Regarding the amount of damage, the value estimated by the carpentry G. of 310,- € for the sideboard, 270,- € for the highboard, thus 580,- € without VAT, was to be taken as a basis. In case of damage to the transported goods, according to § 429 Abs. 2 S. 1 HGB the difference between the value of the undamaged goods at the place and time of acceptance for transport and the value that the damaged goods would have had at the place and time of acceptance is to be compensated.
According to § 429 Abs. 2 S. 2 HGB, it is presumed that the costs to be incurred for damage reduction and repair correspond to the difference amount to be determined according to S. 1. With regard to the repair costs estimated at unit prices and thus substantiated, the defendant has not substantively and thus not significantly countered. Insofar as she refers to the unit prices being overstated in the result, it is not apparent which of the unit prices detailed by the plaintiff should lead to the overstated result, so that it is not apparent to the plaintiff what any evidence should be directed at. A mercantile depreciation, as the plaintiff first presented in the written statement of 09.02.2017, is not plausibly stated. It is not apparent to what extent such a depreciation is even conceivable for the cabinets to be considered damaged here, as nothing has been presented about a corresponding market. Furthermore, such a claim also fails due to § 432 S. 2 HGB.
The Ancillary Claims Dependent on the Main Claim Were also Justified as Part of the Damages in Proportion to the Merits of the Appeal.
In other respects – i.e., regarding the other pieces of furniture whose damage the plaintiff complains about – the appeal was to be dismissed as unfounded. The plaintiff, who also bears the burden of presentation and proof in this respect, was unable to prove that damage did not already exist before the defendant took over.
The testimony of witness T. was inconclusive in this regard, as she was unable to make any statements about the furniture in the warehouse, such as the bed, the coffee table, and the living room suite, because she stated that she had not looked at the furniture that had to be brought up from the basement. Insofar as the witness stated with regard to the living room suite that the tear visible in the photo must have been recognized during loading and could easily occur when loading the piece of furniture, this is not a statement that the witness made based on her own perception, but on general experience, which is why the chamber was prevented from basing a conviction on this statement.
The described experiences also do not allow any conclusion as to during which transport process the tear occurred.
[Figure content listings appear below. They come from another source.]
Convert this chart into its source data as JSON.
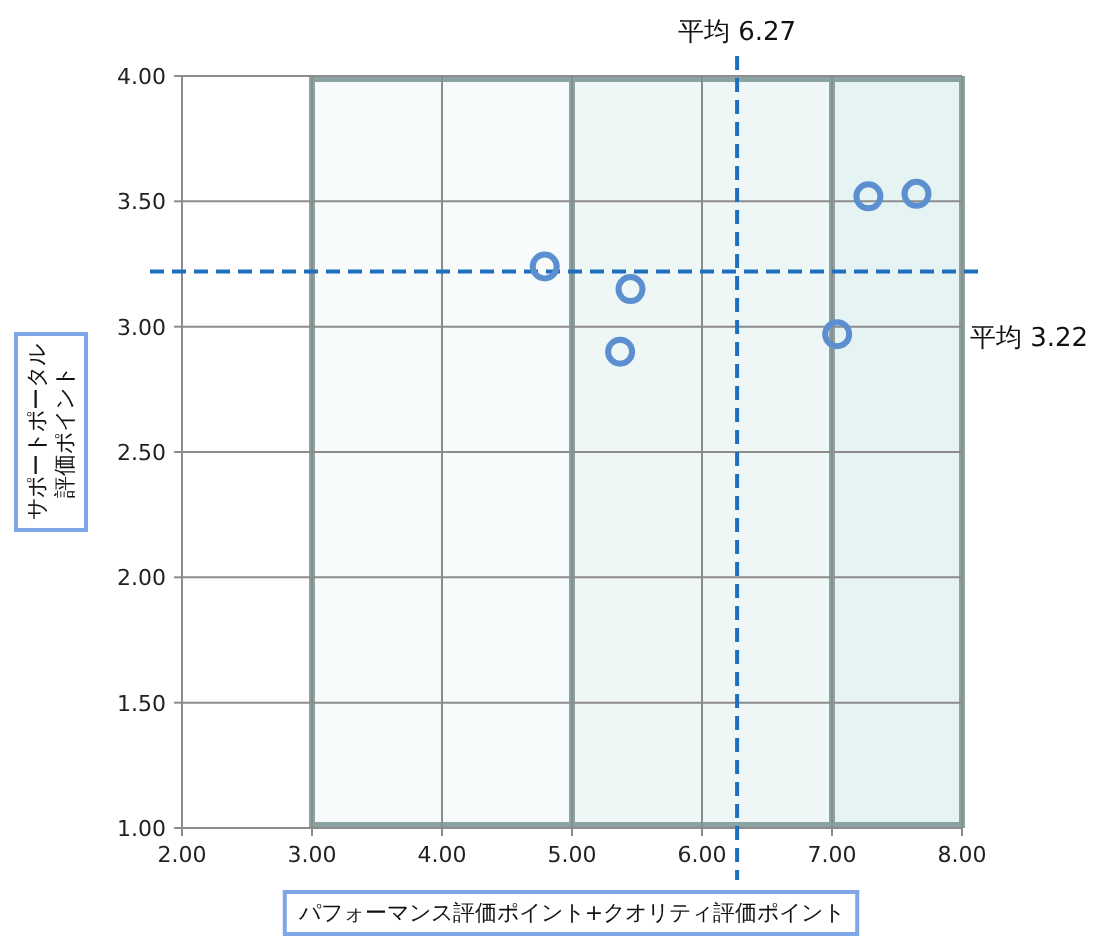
{
  "chart_data": {
    "type": "scatter",
    "xlabel": "パフォーマンス評価ポイント+クオリティ評価ポイント",
    "ylabel": "サポートポータル評価ポイント",
    "series": [
      {
        "color": "#5b8fd0",
        "x": [
          4.79,
          5.45,
          5.37,
          7.04,
          7.28,
          7.65
        ],
        "values": [
          3.24,
          3.15,
          2.9,
          2.97,
          3.52,
          3.53
        ]
      }
    ],
    "xlim": [
      2,
      8
    ],
    "ylim": [
      1,
      4
    ],
    "xticks": [
      {
        "value": 2,
        "label": "2.00"
      },
      {
        "value": 3,
        "label": "3.00"
      },
      {
        "value": 4,
        "label": "4.00"
      },
      {
        "value": 5,
        "label": "5.00"
      },
      {
        "value": 6,
        "label": "6.00"
      },
      {
        "value": 7,
        "label": "7.00"
      },
      {
        "value": 8,
        "label": "8.00"
      }
    ],
    "yticks": [
      {
        "value": 1,
        "label": "1.00"
      },
      {
        "value": 1.5,
        "label": "1.50"
      },
      {
        "value": 2,
        "label": "2.00"
      },
      {
        "value": 2.5,
        "label": "2.50"
      },
      {
        "value": 3,
        "label": "3.00"
      },
      {
        "value": 3.5,
        "label": "3.50"
      },
      {
        "value": 4,
        "label": "4.00"
      }
    ],
    "grid": true,
    "marker": "circle",
    "ref_lines": [
      {
        "axis": "x",
        "value": 6.27,
        "label": "平均 6.27",
        "color": "#1f6fbf",
        "line_style": "dashed"
      },
      {
        "axis": "y",
        "value": 3.22,
        "label": "平均 3.22",
        "color": "#1f6fbf",
        "line_style": "dashed"
      }
    ],
    "bands": [
      {
        "axis": "x",
        "from": 3,
        "to": 5,
        "color": "#f7fbfb"
      },
      {
        "axis": "x",
        "from": 5,
        "to": 7,
        "color": "#eef6f6"
      },
      {
        "axis": "x",
        "from": 7,
        "to": 8,
        "color": "#e6f3f3"
      }
    ]
  }
}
It could just as well have occurred during transport to the basement and thus have already existed before takeover.
Insofar as the plaintiff claims for additional furniture mentioned in the statement of claim, he has not conclusively presented the alleged damage even after judicial notice.
The revision is not to be allowed, as the legal case is neither of fundamental importance nor does the development of the law or the assurance of consistent jurisprudence require a decision by the court of revision.
The procedural ancillary decisions are based on §§ 92 para. 1, 97 para. 1, 708 No. 10, 711, 713 ZPO.